Opposites attract: UConn bigs Olivia Nelson-Ododa, Aaliyah Edwards meshing well

UConn's Olivia Nelson-Ododa (20) and Aailiyah Edwards (3) defend against Seton Hall on Wednesday, Dec. 15, 2020 in South Orange, N.J.

UConn’s Olivia Nelson-Ododa (20) and Aailiyah Edwards (3) defend against Seton Hall on Wednesday, Dec. 15, 2020 in South Orange, N.J.

UConn Athletics / Contributed Photo

Olivia Nelson-Ododa stands 6-foot-5 with an even longer wingspan, and has looked every bit the imposing rim protector that can anchor a strong defense. Aaliyah Edwards is two inches shorter, but plays a more physical style.

Their skill sets very much contrast, which, if you ask UConn coach Geno Auriemma, is why the forwards mesh so well on the floor.

“The fact that they’re different helps them a lot,” Auriemma said Tuesday on Zoom. “They don’t step all over each other. Aaliyah is comfortable down low. She’s comfortable playing a physical game. Liv is comfortable playing a much more finesse game. They’re always on opposite sides of the lane — one’s high, one’s low.”

Nelson-Ododa is a junior, not to mention the lone returning true post player with any experience. She’s averaging 12.8 points, 7.3 rebounds and 1.7 blocks and is in the hunt for Naismith Defensive Player of the Year.

Factor in the emergence of Edwards and the Huskies have a strong, imposing frontcourt to lean on in March. The freshman from Canada is averaging 9.7 points and 4.8 boards and shooting a team-high 67.6%, mostly off the bench.

Top-ranked UConn (18-1) visits Creighton on Thursday (5 p.m.). The Huskies can clinch their 20th Big East regular-season title, and first since 2011, with a victory.

“It’s obviously a huge benefit to have two post players that can both play together, complement each other, and spell each other,” Auriemma said. “They have different skill sets. It’s something that we obviously didn’t have last year, and you could see the difference that it’s made.”

Both bigs factored prominently in Saturday’s 83-32 victory over Xavier. Nelson-Ododa had 11 points, eight rebounds and six assists, and Edwards turned in 16 points and 11 rebounds for her first double-double. They played 24 and 26 minutes, respectively.

On the season, Nelson-Ododa is averaging 25 minutes and Edwards 20.1. They’ve started together twice.

“I think we always just play to our strengths,” Edwards said of herself and Nelson-Ododa. “We just build off each other’s energy and momentum because we get a lot of opportunities in the high-low action, or if I’m posting up down low, you know she’s up top and she’s got that shot if her defender sinks into me, or vice versa. I think we just have good post movement together.”

Nelson-Ododa said there’s a comfort level between the two that continues to grow.

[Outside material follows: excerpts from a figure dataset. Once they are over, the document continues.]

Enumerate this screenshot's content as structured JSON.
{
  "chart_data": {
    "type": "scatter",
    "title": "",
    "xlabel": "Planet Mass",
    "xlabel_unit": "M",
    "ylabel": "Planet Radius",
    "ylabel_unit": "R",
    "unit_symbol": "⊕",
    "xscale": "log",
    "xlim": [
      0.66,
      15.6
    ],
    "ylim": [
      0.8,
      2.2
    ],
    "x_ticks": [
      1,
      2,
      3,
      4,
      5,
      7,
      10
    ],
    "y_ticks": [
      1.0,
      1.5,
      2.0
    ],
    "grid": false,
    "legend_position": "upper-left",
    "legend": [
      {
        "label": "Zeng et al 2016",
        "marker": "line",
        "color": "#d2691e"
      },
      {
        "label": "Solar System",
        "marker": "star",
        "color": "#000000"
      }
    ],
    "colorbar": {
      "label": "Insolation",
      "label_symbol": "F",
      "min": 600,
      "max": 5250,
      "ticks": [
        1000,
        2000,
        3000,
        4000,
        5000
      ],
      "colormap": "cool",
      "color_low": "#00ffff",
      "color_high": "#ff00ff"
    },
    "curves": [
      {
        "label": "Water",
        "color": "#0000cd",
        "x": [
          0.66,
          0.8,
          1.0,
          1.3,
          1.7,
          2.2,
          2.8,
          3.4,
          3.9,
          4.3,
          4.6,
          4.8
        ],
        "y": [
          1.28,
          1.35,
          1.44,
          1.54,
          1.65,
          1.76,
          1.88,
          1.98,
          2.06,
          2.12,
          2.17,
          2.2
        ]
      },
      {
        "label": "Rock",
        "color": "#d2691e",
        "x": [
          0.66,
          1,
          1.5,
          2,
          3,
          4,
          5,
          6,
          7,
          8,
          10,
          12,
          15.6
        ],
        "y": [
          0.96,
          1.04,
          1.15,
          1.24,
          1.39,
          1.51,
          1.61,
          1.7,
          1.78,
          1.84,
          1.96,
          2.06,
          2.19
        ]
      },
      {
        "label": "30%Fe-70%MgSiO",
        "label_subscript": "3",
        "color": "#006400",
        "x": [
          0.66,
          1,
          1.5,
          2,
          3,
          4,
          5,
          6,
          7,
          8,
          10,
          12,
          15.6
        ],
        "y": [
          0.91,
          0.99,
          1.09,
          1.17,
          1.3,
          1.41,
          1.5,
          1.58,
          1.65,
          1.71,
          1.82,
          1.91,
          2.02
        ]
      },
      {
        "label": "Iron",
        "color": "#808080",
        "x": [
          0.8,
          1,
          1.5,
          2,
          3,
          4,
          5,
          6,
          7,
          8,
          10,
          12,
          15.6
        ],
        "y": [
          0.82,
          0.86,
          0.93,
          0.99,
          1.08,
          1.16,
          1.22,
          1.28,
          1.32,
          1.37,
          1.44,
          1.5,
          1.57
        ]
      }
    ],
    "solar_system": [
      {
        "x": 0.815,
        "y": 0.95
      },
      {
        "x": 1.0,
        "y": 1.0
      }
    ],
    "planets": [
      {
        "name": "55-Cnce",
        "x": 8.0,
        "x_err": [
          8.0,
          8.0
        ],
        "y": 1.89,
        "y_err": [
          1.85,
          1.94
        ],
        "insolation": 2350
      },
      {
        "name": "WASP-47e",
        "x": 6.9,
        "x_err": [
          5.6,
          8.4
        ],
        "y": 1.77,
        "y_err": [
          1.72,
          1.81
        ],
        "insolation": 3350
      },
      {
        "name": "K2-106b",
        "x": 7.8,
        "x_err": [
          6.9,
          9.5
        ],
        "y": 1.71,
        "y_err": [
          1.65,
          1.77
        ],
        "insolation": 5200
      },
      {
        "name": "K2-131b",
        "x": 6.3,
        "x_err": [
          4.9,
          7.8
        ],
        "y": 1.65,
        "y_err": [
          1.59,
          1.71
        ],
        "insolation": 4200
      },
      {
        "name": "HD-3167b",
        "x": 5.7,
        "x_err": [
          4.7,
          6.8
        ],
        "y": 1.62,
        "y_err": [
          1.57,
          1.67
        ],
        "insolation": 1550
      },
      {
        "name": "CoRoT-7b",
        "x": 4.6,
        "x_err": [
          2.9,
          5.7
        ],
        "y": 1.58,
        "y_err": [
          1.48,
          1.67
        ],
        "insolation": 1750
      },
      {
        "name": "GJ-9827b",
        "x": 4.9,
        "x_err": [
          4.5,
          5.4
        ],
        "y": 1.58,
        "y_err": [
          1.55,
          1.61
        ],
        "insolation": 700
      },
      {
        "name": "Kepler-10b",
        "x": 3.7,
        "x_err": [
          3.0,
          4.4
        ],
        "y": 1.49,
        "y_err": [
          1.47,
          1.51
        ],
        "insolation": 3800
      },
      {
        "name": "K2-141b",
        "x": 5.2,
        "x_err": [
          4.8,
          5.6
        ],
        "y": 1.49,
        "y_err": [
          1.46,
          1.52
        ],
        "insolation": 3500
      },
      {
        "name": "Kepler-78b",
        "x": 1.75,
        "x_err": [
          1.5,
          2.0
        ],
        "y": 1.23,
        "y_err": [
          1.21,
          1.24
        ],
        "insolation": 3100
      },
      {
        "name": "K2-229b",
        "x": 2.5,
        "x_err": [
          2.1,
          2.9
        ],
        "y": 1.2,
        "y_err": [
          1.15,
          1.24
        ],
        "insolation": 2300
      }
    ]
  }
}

“Just her IQ and her toughness down low, it definitely helps a lot,” Nelson-Ododa explained. “She is willing to look for me as I am for her, especially high-low, so I think playing with her makes it a lot easier just from those simple factors, and she only just continues to get better each day.”

They know how to work together defensively, as well. They’re a big reason — literally and figuratively — why the Huskies rank 15th in the country in blocked shots (107) and fifth in both scoring defense (51.3) and opponent’s shooting percentage (33.3).

“Defensively, they complement each other because they both can be long enough to cause problems,” Auriemma said. “Aaliyah maybe more so on the perimeter can do some things, and Liv’s a better shot blocker. I just think that because they’re opposites, they complement each other perfectly.”